Abstract
Controlled clinical trials are unusual in surgery, rare in urology, and almost non‐existent as far as the management of urethral stricture is concerned. What data there are come largely from so called “expert opinion” and the quality of this is variable. None the less, the number of so called experts, past and present, is comparatively small and in broad principle their views more or less coincide. Although this review is therefore inevitably biased, it is unlikely that expert opinion will take issue with most of the general points raised here.
Keywords: urethral stricture
Urethral strictures have always been common. We know something about how the ancient Egyptians treated stricture disease 4000 years ago and other civilisations since and indeed not much has changed until about 50 years ago.
Urethral strictures are still common now. Hospital Episode Statistics in the UK and similar data from the USA suggest that men are affected with an increasing incidence from about 1 in every 10 000 men aged 25 to about 1 in every 1000 men ages 65 or more. Traditionally, strictures in the past were caused by gonococcal urethritis. These days this is rare in the developed world although still common in some societies. In the UK, aetiology is almost equally divided between “inflammation”, trauma, and idiopathic. The inflammation category includes non‐specific urethritis and, increasingly commonly, lichen sclerosus, formerly known as balanitis xerotica obliterans (BXO). Trauma is more usually iatrogenic and attributable to instrumentation these days but also includes the more dramatic fall astride injuries to the bulbar urethra and pelvic fracture related injuries to the membranous urethra and bulbo‐membranous junction. Many idiopathic strictures are “idiopathic” because their cause is lost in the mists of time but many of these occur at the junction of the proximal and middle sections of the bulbar urethra in adolescents and young adults with no previous history and many believe this represents a congenital anomaly. Among the established congenital anomalies of the lower urogenital tract, hypospadias is one of the more common and although this is not itself associated with stricture, a stricture is an occasional consequence of hypospadias surgery in early childhood and an increasingly common cause of strictures in the trauma category.
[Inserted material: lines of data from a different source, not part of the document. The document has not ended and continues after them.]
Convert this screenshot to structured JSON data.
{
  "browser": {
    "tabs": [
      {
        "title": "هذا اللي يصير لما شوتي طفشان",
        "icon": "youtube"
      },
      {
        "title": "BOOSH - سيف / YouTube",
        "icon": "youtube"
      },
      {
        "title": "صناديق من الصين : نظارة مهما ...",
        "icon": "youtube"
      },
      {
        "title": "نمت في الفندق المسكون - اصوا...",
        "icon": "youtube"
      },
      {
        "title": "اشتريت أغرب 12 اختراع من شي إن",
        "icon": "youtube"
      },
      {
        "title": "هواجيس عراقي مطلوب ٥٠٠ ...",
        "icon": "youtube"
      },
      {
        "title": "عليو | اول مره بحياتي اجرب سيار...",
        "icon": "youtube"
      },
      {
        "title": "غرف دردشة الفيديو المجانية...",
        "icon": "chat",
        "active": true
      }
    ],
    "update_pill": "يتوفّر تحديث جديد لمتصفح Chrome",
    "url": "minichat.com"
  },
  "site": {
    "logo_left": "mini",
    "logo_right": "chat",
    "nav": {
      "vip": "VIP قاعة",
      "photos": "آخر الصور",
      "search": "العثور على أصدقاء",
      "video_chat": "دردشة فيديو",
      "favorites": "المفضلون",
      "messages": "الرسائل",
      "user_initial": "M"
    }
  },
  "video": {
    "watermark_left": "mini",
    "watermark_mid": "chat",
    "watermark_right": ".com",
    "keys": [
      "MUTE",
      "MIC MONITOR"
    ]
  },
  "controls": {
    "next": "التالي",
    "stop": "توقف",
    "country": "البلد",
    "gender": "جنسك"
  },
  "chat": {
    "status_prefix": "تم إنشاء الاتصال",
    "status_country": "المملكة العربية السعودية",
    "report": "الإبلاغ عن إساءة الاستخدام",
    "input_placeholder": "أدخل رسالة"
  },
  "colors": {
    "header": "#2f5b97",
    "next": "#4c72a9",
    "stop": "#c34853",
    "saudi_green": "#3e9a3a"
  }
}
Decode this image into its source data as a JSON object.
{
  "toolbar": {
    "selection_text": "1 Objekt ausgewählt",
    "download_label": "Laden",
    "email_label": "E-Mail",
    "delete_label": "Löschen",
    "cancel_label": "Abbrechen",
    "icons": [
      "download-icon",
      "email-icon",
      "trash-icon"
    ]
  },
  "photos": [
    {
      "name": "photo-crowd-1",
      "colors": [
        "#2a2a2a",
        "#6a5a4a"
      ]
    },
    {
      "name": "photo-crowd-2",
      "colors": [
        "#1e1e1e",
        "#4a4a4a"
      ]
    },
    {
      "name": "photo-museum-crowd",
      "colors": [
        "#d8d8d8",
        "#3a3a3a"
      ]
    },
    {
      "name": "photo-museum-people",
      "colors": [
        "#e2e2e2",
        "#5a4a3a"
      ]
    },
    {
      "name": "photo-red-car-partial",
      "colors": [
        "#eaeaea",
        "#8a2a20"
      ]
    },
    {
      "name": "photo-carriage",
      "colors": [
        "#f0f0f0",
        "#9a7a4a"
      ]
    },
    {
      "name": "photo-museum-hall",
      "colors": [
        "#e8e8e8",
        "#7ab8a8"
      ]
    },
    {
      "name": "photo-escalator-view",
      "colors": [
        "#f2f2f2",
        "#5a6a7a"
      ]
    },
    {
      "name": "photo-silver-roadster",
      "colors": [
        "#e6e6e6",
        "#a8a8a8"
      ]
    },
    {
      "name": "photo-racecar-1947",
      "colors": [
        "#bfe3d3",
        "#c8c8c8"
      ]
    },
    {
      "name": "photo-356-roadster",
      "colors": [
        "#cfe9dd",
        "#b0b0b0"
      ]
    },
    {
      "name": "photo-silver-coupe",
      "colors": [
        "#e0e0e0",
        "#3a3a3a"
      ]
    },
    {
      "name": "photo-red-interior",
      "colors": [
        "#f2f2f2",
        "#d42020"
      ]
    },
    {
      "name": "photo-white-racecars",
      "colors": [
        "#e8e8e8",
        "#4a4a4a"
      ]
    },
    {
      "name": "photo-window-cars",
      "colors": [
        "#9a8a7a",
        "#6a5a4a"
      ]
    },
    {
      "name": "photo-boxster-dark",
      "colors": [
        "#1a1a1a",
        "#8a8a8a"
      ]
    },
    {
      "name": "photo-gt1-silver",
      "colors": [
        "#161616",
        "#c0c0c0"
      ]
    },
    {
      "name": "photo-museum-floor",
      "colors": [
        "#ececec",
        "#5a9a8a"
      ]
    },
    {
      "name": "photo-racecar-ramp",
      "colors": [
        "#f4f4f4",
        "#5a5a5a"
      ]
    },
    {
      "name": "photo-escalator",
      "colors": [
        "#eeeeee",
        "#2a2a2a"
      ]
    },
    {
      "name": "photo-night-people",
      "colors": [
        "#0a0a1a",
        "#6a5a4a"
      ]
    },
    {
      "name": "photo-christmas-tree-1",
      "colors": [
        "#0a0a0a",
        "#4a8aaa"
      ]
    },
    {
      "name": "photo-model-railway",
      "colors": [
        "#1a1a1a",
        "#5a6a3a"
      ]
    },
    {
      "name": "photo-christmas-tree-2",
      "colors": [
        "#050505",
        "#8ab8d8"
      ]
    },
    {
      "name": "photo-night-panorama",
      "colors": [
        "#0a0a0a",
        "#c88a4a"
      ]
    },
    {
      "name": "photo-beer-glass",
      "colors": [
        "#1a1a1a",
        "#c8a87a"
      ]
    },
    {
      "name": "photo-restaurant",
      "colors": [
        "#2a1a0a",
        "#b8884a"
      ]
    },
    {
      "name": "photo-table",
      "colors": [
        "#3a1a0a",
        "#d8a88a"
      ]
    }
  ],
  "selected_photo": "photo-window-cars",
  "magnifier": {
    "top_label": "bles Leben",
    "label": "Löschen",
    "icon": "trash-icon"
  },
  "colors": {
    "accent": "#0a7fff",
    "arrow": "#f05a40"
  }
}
The pathology of urethral stricture disease is poorly understood. External trauma generally causes partial or complete disruption of an otherwise normal urethra—that is clear. How a stricture develops in other circumstances remains unclear but it would seem that for whatever reason a scar develops as a consequence of changes in the structure and function of the urethral epithelium and the sub‐epithelial spongy tissue causing a fibrotic narrowing of the urethra.1 Secondary changes in the epithelium more proximally develop there afterwards causing a progressive stricturing of an increasing length of the urethra from before backwards. Longstanding urethral obstruction may cause secondary complications in the rest of the urinary tract.2
Clinical assessment and investigation
Trauma aside, most patients present with slow and progressive deterioration of the urinary stream leading to a feeling of incomplete emptying as obstruction progressively develops. More severe cases may be complicated by haematuria or recurrent urinary infection and its sequalae.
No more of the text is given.